Architectonically the place is really interesting, it is un the underground of the building that used to be the Bank of Mexico. It is a beautiful Deco building of the early 20th century. Inside the club you can visit the different vaults where they kept the money. In Mexico the club is an inevitable reference when it comes to Jazz, when (Winton) Marsalis came played in the National Auditorium, he later went to jam in the club.
PH: Do you see a corollary between jazz and architecture at all?
The way we refer to jazz in the office it usually has to do with (process). We can see the context as the underlying basis and our work like a solo. That way we can frame it very decently. For example, we might with a high degree of conscience decide the right thing to do in that context, in that so-called musical piece, is to play a very discreet solo, if say in that context there’s already something going on there that’s la protagonista. Or quite the contrary: like we say we’re jamming. Then we say this is the perfect way to have a unique or distinctive solo.
If I mentioned Zorn it was probably in the context of zapping. He’s the grandfather of that generation, at least on my radar. He’s the first one to really point out zapping as a means for creating, or something you can embrace and use as a tool.
PH: Does that inform how you approach a design project?
Years ago I felt more comfortable with the zapping approach.
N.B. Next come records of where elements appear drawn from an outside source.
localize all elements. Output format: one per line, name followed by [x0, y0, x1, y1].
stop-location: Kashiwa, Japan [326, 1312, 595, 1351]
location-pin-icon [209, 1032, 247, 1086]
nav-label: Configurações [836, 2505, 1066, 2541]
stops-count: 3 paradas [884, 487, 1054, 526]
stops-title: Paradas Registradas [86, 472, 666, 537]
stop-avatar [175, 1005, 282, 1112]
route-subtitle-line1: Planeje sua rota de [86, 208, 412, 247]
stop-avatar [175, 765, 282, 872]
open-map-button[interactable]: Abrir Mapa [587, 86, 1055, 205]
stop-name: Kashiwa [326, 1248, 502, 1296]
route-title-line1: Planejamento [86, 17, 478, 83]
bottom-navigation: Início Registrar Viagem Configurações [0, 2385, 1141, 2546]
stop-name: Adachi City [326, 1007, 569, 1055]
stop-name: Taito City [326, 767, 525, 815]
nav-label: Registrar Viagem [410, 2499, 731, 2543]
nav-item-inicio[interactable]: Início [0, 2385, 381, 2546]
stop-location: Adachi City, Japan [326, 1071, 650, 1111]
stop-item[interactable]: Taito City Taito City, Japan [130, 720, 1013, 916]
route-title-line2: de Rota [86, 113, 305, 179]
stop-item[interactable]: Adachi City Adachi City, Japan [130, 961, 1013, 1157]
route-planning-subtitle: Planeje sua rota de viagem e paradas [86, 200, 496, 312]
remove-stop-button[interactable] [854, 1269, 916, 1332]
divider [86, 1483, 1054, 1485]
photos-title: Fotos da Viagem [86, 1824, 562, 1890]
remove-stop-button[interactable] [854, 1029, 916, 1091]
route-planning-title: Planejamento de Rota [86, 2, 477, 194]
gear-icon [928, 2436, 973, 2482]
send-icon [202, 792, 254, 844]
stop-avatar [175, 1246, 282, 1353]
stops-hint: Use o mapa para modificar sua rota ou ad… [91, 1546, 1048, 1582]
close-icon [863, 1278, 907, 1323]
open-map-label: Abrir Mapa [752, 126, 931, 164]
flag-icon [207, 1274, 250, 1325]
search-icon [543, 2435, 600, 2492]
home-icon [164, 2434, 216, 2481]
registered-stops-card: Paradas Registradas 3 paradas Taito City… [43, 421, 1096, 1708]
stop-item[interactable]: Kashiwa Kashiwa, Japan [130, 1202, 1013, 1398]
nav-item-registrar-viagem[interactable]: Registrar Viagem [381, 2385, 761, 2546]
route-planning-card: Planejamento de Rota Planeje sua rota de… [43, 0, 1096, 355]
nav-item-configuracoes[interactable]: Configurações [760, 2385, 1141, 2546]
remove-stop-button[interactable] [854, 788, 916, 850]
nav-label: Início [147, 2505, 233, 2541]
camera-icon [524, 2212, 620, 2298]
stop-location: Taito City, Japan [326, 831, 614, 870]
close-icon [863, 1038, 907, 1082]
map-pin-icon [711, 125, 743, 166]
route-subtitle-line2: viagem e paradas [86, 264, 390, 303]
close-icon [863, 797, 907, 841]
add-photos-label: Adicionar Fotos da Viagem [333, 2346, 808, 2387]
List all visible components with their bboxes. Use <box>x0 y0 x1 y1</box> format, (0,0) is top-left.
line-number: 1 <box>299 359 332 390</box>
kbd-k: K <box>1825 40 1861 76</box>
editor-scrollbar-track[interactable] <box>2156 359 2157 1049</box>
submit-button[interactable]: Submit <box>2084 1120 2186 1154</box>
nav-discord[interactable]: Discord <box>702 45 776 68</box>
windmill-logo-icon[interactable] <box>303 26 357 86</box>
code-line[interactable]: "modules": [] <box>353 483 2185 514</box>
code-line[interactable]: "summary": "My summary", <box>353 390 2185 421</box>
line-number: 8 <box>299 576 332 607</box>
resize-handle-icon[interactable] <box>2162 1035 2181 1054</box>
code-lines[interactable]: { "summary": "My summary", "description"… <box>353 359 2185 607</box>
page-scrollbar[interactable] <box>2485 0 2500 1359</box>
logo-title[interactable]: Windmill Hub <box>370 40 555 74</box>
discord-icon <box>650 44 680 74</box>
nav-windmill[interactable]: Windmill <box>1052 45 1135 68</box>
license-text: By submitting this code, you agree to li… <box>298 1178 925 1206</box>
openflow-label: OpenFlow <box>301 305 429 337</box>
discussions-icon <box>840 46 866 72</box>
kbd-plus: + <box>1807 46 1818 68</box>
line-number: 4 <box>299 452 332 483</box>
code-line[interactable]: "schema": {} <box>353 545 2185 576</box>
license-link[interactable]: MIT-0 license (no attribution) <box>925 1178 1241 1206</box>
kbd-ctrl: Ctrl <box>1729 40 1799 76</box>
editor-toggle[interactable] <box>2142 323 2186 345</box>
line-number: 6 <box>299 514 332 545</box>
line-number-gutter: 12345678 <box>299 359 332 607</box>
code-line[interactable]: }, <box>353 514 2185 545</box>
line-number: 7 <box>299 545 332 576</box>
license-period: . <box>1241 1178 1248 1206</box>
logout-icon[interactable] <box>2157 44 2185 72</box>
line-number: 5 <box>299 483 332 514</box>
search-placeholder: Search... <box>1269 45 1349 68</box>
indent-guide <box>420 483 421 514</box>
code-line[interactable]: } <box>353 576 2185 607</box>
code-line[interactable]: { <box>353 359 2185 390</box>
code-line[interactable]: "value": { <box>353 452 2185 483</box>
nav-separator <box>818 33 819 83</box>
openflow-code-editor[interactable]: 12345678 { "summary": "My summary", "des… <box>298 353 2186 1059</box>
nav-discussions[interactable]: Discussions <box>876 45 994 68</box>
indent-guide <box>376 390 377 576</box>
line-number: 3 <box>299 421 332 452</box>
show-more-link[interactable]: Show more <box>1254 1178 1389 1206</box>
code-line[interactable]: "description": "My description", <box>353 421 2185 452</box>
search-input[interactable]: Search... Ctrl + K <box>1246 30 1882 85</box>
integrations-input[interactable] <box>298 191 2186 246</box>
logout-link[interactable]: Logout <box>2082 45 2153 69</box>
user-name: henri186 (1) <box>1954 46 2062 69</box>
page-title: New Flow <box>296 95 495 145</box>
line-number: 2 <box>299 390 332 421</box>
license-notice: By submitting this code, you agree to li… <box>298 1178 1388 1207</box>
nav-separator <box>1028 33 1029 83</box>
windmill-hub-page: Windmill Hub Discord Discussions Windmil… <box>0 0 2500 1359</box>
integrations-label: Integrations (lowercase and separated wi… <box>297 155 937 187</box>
I don’t think I’m such a big zapper anymore.
PH: How would you describe your process now?
Today I’m much more interested in focusing in instead of focusing out. Zapping philosophy kind of looks everywhere.
PH: That’s interesting because without giving too much away, you described your design for Paperhouses as a “sanctuary” which would speak to that inward focus. Can you tell me more about that?
That project is… it’s like an experiment. That’s why the name is “imaginary house.” It’s a very personal project. Like I said before we’re mostly interested in solving problems at our office. That project defies that description a bit. It’s a product of personal passion or obsession. In this case, for courtyards. I’m obsessed with courtyards.
It is version number whatever it is, of my obsession with that typology; about the values and spatial possibility of this otherwise timeless typology. Courtyards have been around forever but they fascinate me nonetheless because you can still continue to play around with them; continue to re-interpret them and find interesting solutions.
PH: Have you re-interpreted any of your own past work?
Re-interpretation is something I feel very comfortable with. I have no interest in re-inventing anything. There's this phrase by Jorge Luis Borges that says if someone thinks they’ve invented something he’s either being naive or they need to go back and check the history books. I feel very comfortable thinking myself as a part of the craftsmanship that is architecture, and building on previous work that’s been done before; being very analytical about it and drawing from that and growing. We’re not in the business of doing anything that’s new.
PH: How would you like your architecture to imbue an idea, or do you want to communicate anything to the general public, for that matter?
I would certainly love to think that our work, in concrete terms, makes for a better place, or better setting for the people that live in it. Much more in those terms than merely artistic. We’re happy to look back at our work and ask ourselves “what has it done for that specific case?” We’re very interested in budget and planning. All those kinds of things that usually set back architecture? We’re happy to deal with it.